12 torch.nn.functional.nll_loss()

这个函数的全部是：
torch.nn.functional.nll_loss(input, target, weight=None, size_average=None, ignore_index=-100, reduce=None, reduction='mean')
也就是The negative log likelihood loss，公式是长这样的：
$Loss=-\sum_{k} gt_{k} \log p_{k}$ 这里的 $p_{k}$ 就是预测出每类的概率分布， $gt_{k}$ 也就是ground truth概率分布，也就是所谓的标签target。上面的F.log_softmax()其实就是计算出了 $log p_{k}$ ，而这也是F.nll_loss()函数的输入之一（官网原话：The input given through a forward call is expected to contain log-probabilities of each class），而另一个输入就是标签喽，我们给出的标签是一个索引（我通过打印出pytorch自带的MNIST和CIFAR10数据集的标签也证实了这一点），F.nll_loss()在计算的时候会自动转化为one-hot编码（官网原话：The target that this loss expects should be a class index in the range [0, C-1] where C = number of classes），其实这也就是一个交叉熵损失，和下面要讲的另一个损失函数其实是一样的（关于交叉熵可以去看这一篇博客，文末也会放一些关系式），来看几个例子

>>> a = torch.tensor([[10,10,10,10,10],[20,20,20,20,20]], dtype=torch.float)
>>> target = torch.tensor([0, 0])
>>> loss = F.nll_loss(F.log_softmax(a), target)
>>> loss
tensor(1.6094)
>>> loss = F.nll_loss(F.log_softmax(a), target,size_average=False)

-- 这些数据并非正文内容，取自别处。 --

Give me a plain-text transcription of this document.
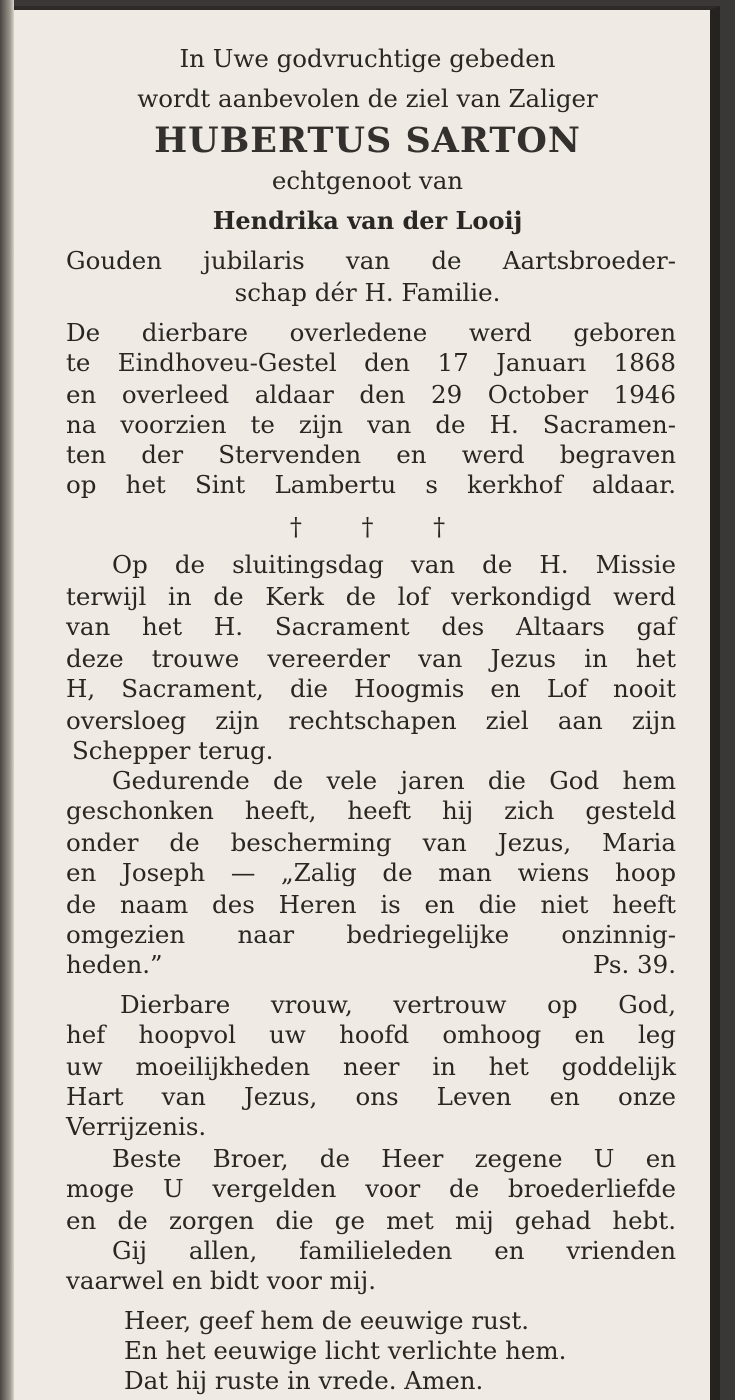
In Uwe godvruchtige gebeden
wordt aanbevolen de ziel van Zaliger
HUBERTUS SARTON
echtgenoot van
Hendrika van der Looij
Gouden jubilaris van de Aartsbroeder-
schap dér H. Familie.
De dierbare overledene werd geboren
te Eindhoveu-Gestel den 17 Januarı 1868
en overleed aldaar den 29 October 1946
na voorzien te zijn van de H. Sacramen-
ten der Stervenden en werd begraven
op het Sint Lambertu s kerkhof aldaar.
† † †
Op de sluitingsdag van de H. Missie
terwijl in de Kerk de lof verkondigd werd
van het H. Sacrament des Altaars gaf
deze trouwe vereerder van Jezus in het
H, Sacrament, die Hoogmis en Lof nooit
oversloeg zijn rechtschapen ziel aan zijn
Schepper terug.
Gedurende de vele jaren die God hem
geschonken heeft, heeft hij zich gesteld
onder de bescherming van Jezus, Maria
en Joseph — „Zalig de man wiens hoop
de naam des Heren is en die niet heeft
omgezien naar bedriegelijke onzinnig-
heden.”	Ps. 39.
Dierbare vrouw, vertrouw op God,
hef hoopvol uw hoofd omhoog en leg
uw moeilijkheden neer in het goddelijk
Hart van Jezus, ons Leven en onze
Verrijzenis.
Beste Broer, de Heer zegene U en
moge U vergelden voor de broederliefde
en de zorgen die ge met mij gehad hebt.
Gij allen, familieleden en vrienden
vaarwel en bidt voor mij.
Heer, geef hem de eeuwige rust.
En het eeuwige licht verlichte hem.
Dat hij ruste in vrede. Amen.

Warning (from warnings module):
  File "E:\Miniconda3\lib\site-packages\torch\nn\_reduction.py", line 49
    warnings.warn(warning.format(ret))
UserWarning: size_average and reduce args will be deprecated, please use reduction='sum' instead.
>>> loss
tensor(3.2189)
>>> loss = F.nll_loss(F.log_softmax(a), target,reduction='sum')
>>> loss
tensor(3.2189)
>>> loss = F.nll_loss(F.log_softmax(a), target,reduction='mean')
>>> loss
tensor(1.6094)
>>> loss = F.nll_loss(F.log_softmax(a), target,reduction='none')
>>> loss
tensor([1.6094, 1.6094])

注意：F.nll_loss()尽量不要用size_average和reduce这两个参数了，建议使用reduction这个参数，当reduction='sum'的时候，就表示把这个batch里面每个example的损失加起来，而reduction='mean'就是做平均.
上面的运算过程可以用下面这幅图表示：

计算过程

13torch.nn.CrossEntropyLoss()

这个函数的全部是：
torch.nn.CrossEntropyLoss(weight=None, size_average=None, ignore_index=-100, reduce=None, reduction='mean')
当然有其对应的F.cross_entropy()函数，从参数上可以看出，这个和前面的F..nll_loss()功能是差不多的，那为什么还有这个函数呢？
因为：官网原话：This criterion combines nn.LogSoftmax() and nn.NLLLoss() in one single class.也就是说，这里可以直接拿logits和target进行交叉熵损失的计算（所谓的logits就是网络的直接输出，不经过什么softmax和log的操作，也就是不用在forward函数里面写别的东西了，也就是开头给出的第一种写法），其他功能是类似的，不再赘述，放几张官网截图吧：

官网截图1

官网截图2

Bonus

总结来说，最后代码里面只要挑一种写法写就好了，下面放一点关于交叉熵的分享：
熵是信息论里面的知识，而交叉熵用来衡量两个分布之间的“距离”
Entropy（熵）：
$H(p)=-\sum_{i} p_{i} \log p_{i}$
CrossEntropy（交叉熵）：
$H(p,q)=-\sum_{i} p_{i} \log q_{i}$
Entropy（熵）与CrossEntropy（交叉熵）的关系：
$H(p,q)=H(p)+D_{KL}(p|q)$
$H(p,q) \ge H(p)$
当分布 $P=Q$ 时： $CrossEntropy = Entropy$ ，即 $D_{KL}(P|Q)=0$
对于one-hot encoding， $entropy=1log(1)=0$ ，即此时 $H(P,Q)=D_{KL}(P|Q)$ ，此时我们要学习的目标就是让这两个分布尽量接近。